Comme le rappelle judicieusement un enseignant exerçant en éducation prioritaire, Molière est l’auteur les plus étudié en collège, souvent -malgré la difficulté de la langue et un contexte historique éloigné du nôtre- avec profit.

Que certaines classes soient résolument rétives à cet aspect des programmes n’autorise pas à jeter l’opprobre sur l’ensemble du système, ni, surtout, à implorer le retour à une école mythique, quand les élèves savaient rester à leur place, écoutant sans broncher la parole du maître.

Pas davantage qu’elle aurait renoncé à enseigner l’histoire, les sciences, les mathématiques, l’école d’aujourd’hui n’a jamais démissionné devant les savoirs ni devant les élèves. Seule a changé peut-être – mais ce n’est pas certain, compte tenu du conservatisme de l’institution scolaire – la façon de considérer les apprentissages.

Et après tout, si dans le film, Molière a autant de mal à passer, c’est peut-être aussi parce que la prof s’y prend mal, qu’elle manque de… pédagogie, tout simplement.
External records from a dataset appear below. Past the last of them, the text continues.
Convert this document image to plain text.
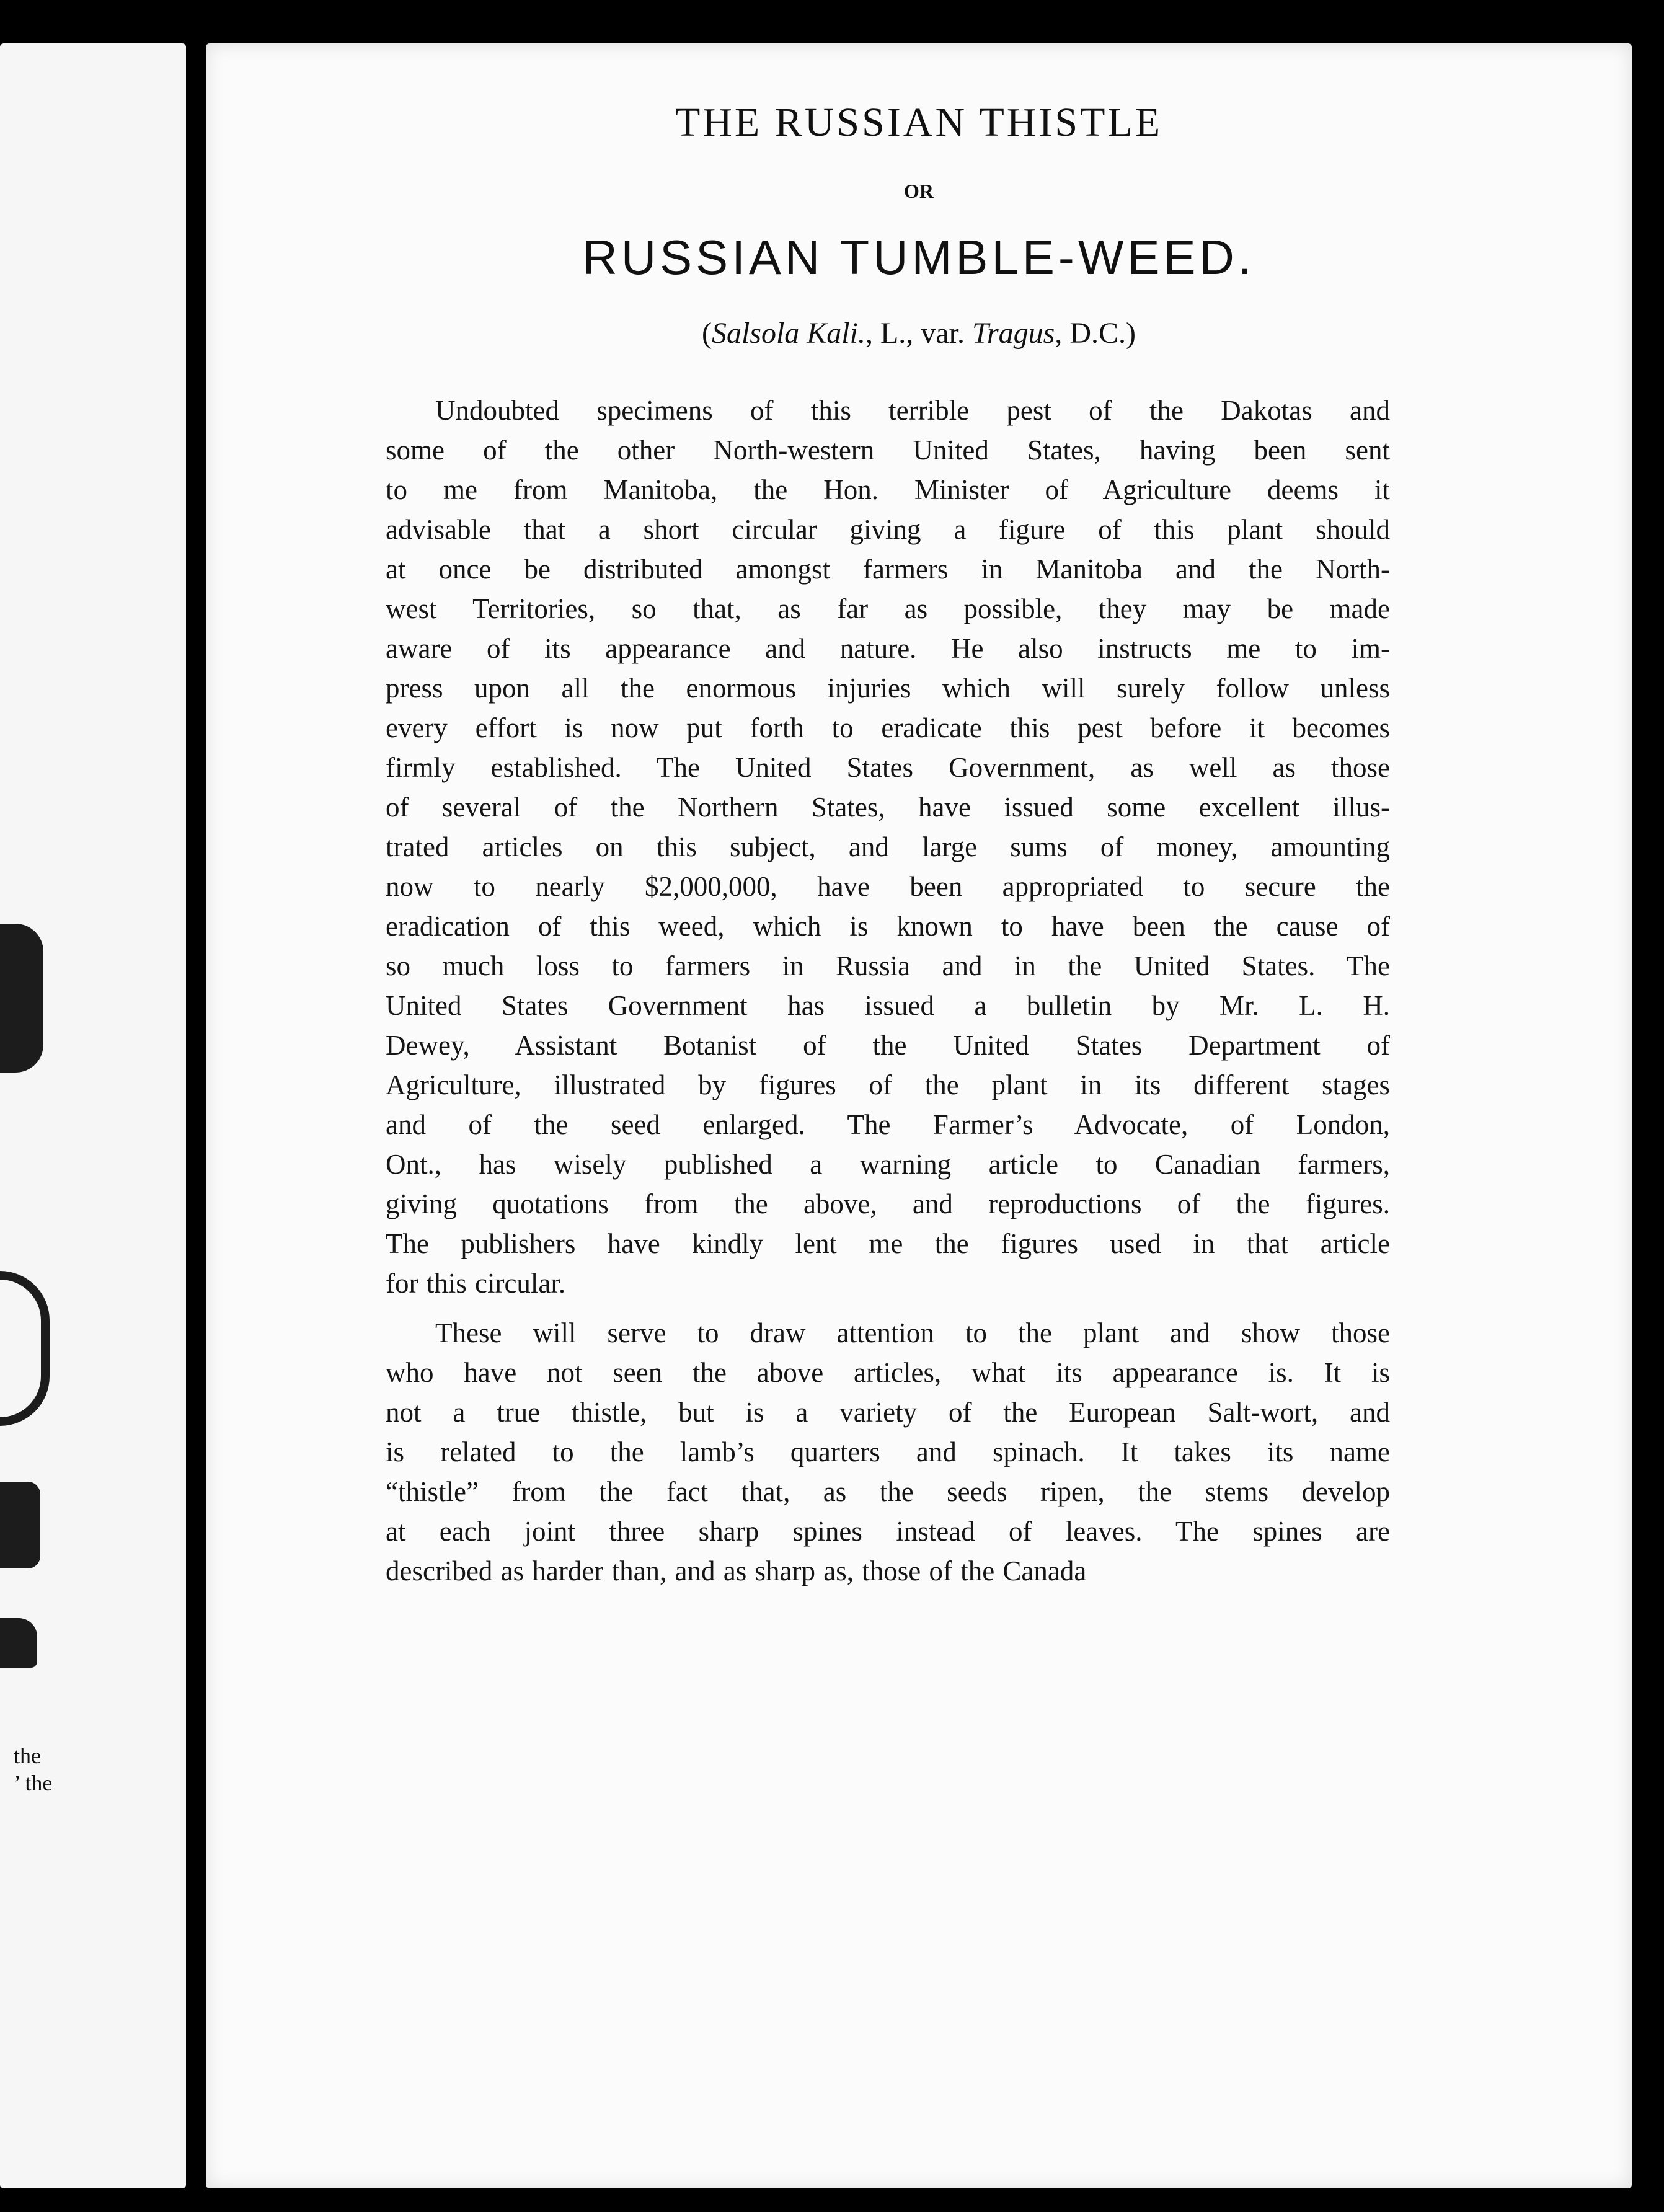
the
’ the
THE RUSSIAN THISTLE
OR
RUSSIAN TUMBLE-WEED.
(Salsola Kali., L., var. Tragus, D.C.)
Undoubted specimens of this terrible pest of the Dakotas and
some of the other North-western United States, having been sent
to me from Manitoba, the Hon. Minister of Agriculture deems it
advisable that a short circular giving a figure of this plant should
at once be distributed amongst farmers in Manitoba and the North-
west Territories, so that, as far as possible, they may be made
aware of its appearance and nature. He also instructs me to im-
press upon all the enormous injuries which will surely follow unless
every effort is now put forth to eradicate this pest before it becomes
firmly established. The United States Government, as well as those
of several of the Northern States, have issued some excellent illus-
trated articles on this subject, and large sums of money, amounting
now to nearly $2,000,000, have been appropriated to secure the
eradication of this weed, which is known to have been the cause of
so much loss to farmers in Russia and in the United States. The
United States Government has issued a bulletin by Mr. L. H.
Dewey, Assistant Botanist of the United States Department of
Agriculture, illustrated by figures of the plant in its different stages
and of the seed enlarged. The Farmer’s Advocate, of London,
Ont., has wisely published a warning article to Canadian farmers,
giving quotations from the above, and reproductions of the figures.
The publishers have kindly lent me the figures used in that article
for this circular.
These will serve to draw attention to the plant and show those
who have not seen the above articles, what its appearance is. It is
not a true thistle, but is a variety of the European Salt-wort, and
is related to the lamb’s quarters and spinach. It takes its name
“thistle” from the fact that, as the seeds ripen, the stems develop
at each joint three sharp spines instead of leaves. The spines are
described as harder than, and as sharp as, those of the Canada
Lorsque le réalisateur Jean-Paul Lilienfeld affirme qu’il faut « remettre le professeur au centre de l’école, pas l’élève », prenant ainsi le contrepied de la loi d’orientation de 1989 qui prônait de placer « l’élève au centre », il s’inscrit résolument dans la rhétorique réactionnaire des nostalgiques de l’école du passé, qui, d’ailleurs, lui font un triomphe. Lilienfeld semble bien avoir choisi un camp contre l’autre.

Un attribut qui fut longtemps le signe de l’oppression des femmes

Imposture, également, avec ce thème de la jupe symbole de la liberté de la femme. On a sans doute oublié qu’il n’y a pas si longtemps, le port du pantalon était interdit aux jeunes filles, cette interdiction étant vécue par les intéressées comme une forme d’oppression, dans un contexte où la mixité n’avait pas encore gagné la partie et où la séparation des sexes était considérée comme le gage d’une bonne moralité.
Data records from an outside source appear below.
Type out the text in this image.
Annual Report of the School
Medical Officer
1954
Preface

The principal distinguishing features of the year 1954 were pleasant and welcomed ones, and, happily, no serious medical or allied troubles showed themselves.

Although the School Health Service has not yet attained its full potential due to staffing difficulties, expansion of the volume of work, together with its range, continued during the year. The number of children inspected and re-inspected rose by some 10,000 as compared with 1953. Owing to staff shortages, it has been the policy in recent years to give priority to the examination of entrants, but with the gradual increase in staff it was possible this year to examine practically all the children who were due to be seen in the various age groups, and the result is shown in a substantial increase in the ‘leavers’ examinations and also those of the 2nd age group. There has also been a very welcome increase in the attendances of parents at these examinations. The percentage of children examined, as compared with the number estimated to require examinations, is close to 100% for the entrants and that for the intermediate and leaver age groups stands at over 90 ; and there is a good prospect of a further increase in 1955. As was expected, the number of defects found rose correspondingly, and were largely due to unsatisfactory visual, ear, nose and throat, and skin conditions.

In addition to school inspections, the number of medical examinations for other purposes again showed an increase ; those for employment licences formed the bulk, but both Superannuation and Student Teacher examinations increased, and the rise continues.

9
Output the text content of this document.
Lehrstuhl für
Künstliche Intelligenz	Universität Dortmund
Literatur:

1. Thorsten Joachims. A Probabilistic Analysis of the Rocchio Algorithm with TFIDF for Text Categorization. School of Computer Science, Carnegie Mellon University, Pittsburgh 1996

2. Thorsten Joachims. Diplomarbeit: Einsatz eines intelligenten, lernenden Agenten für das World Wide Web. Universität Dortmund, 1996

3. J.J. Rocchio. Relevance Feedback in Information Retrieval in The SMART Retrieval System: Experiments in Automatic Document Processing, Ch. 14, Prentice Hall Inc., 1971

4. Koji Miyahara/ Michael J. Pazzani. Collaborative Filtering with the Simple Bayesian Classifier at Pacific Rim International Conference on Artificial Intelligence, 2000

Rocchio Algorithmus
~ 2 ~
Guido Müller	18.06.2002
S’il n’est pas acceptable que l’affirmation de leur féminité par des enseignantes ou par des élèves donnent lieu à des brimades, à des pratiques de harcèlement, n’est-il pas tout autant ridicule de faire passer pour un emblème de libération un attribut vestimentaire qui fut pendant longtemps le signe de l’oppression des femmes ?
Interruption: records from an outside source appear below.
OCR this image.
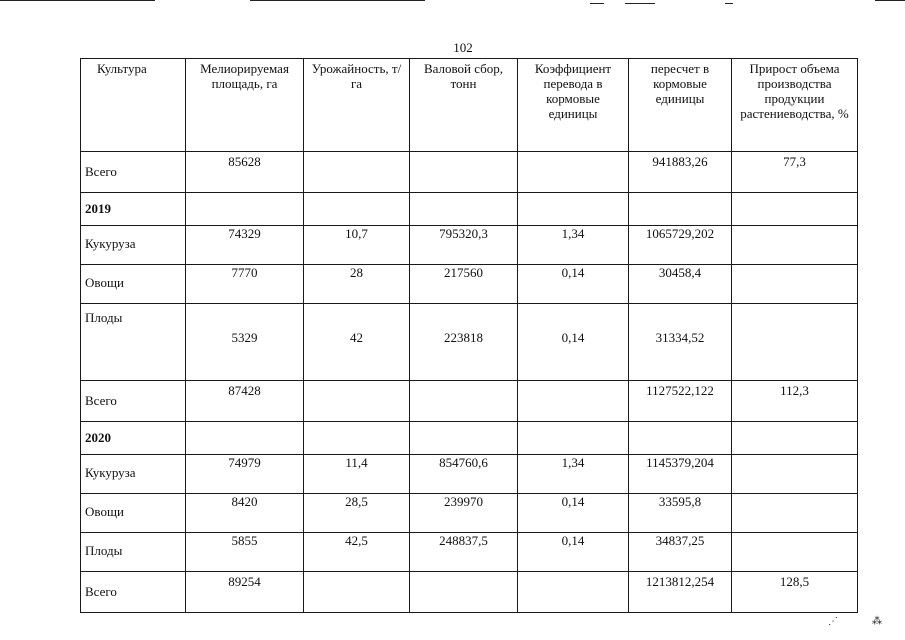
102
Культура	Мелиорируемая площадь, га	Урожайность, т/га	Валовой сбор, тонн	Коэффициент перевода в кормовые единицы	пересчет в кормовые единицы	Прирост объема производства продукции растениеводства, %
Всего	85628				941883,26	77,3
2019						
Кукуруза	74329	10,7	795320,3	1,34	1065729,202	
Овощи	7770	28	217560	0,14	30458,4	
Плоды	5329	42	223818	0,14	31334,52	
Всего	87428				1127522,122	112,3
2020						
Кукуруза	74979	11,4	854760,6	1,34	1145379,204	
Овощи	8420	28,5	239970	0,14	33595,8	
Плоды	5855	42,5	248837,5	0,14	34837,25	
Всего	89254				1213812,254	128,5
⋰	⁂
De nos jours, la séparation des sexes à l’école a retrouvé des partisans, de même d’ailleurs que l’uniforme scolaire. Il n’est peut-être pas inutile de rappeler aux plus jeunes que des femmes se sont battues pour obtenir le droit de se vêtir librement, de troquer la jupe pour le pantalon et qu’en conséquence, il y a tout lieu de se méfier de la récupération que ne manqueront pas de faire de « La Journée de la jupe » ceux qui n’ont jamais accepté la mixité ni la liberté des femmes.

Imposture, enfin, dans le choix par le réalisateur d’une classe de collège où dominent les élèves à la peau brune.

Une profonde impression de malaise

On dira sans doute, et cela est vrai, que les scènes vues dans ce film existent bel et bien, ne sont pas inventées mais il faudra quand même qu’on nous explique pourquoi un film censé dénoncer l’intolérance et le sexisme dans les établissements scolaires montre presque exclusivement des Noirs et des Arabes, alors que les établissements scolaires sont fréquentés très majoritairement par des blancs ? Des blancs qu’on ne voit jamais dans des films censés dénoncer l’intolérance ou le sexisme…

Un film sur le machisme, le sexisme, la bêtise et l’intolérance, on pouvait en tourner partout dans de petits collèges ruraux de la France profonde, dans les lycées des beaux quartiers, privés ou non, dans les grandes écoles.

Pourquoi a-t-il fallu que Lilienfeld plante sa caméra là où il n’y a que des Noirs et des Arabes ? Pourquoi, lorsque l’on veut montrer la violence et l’intolérance, ne montre-t-on jamais que les Arabes et les Noirs ? Parce que les Arabes et les Noirs seraient culturellement ou génétiquement violents et intolérants ?

Que « La Journée de la jupe » soit encensée par l’extrême droite n’est pas le fait du hasard ; on y retrouve avec le thème d’une immigration inassimilée et inassimilable les « évidences » martelées par Le Pen depuis un demi-siècle.

Quoique le réalisateur s’en défende, ce film, avec tous ses sous-entendus, sur l’école, sur les jeunes, sur l’immigration, laisse une profonde impression de malaise.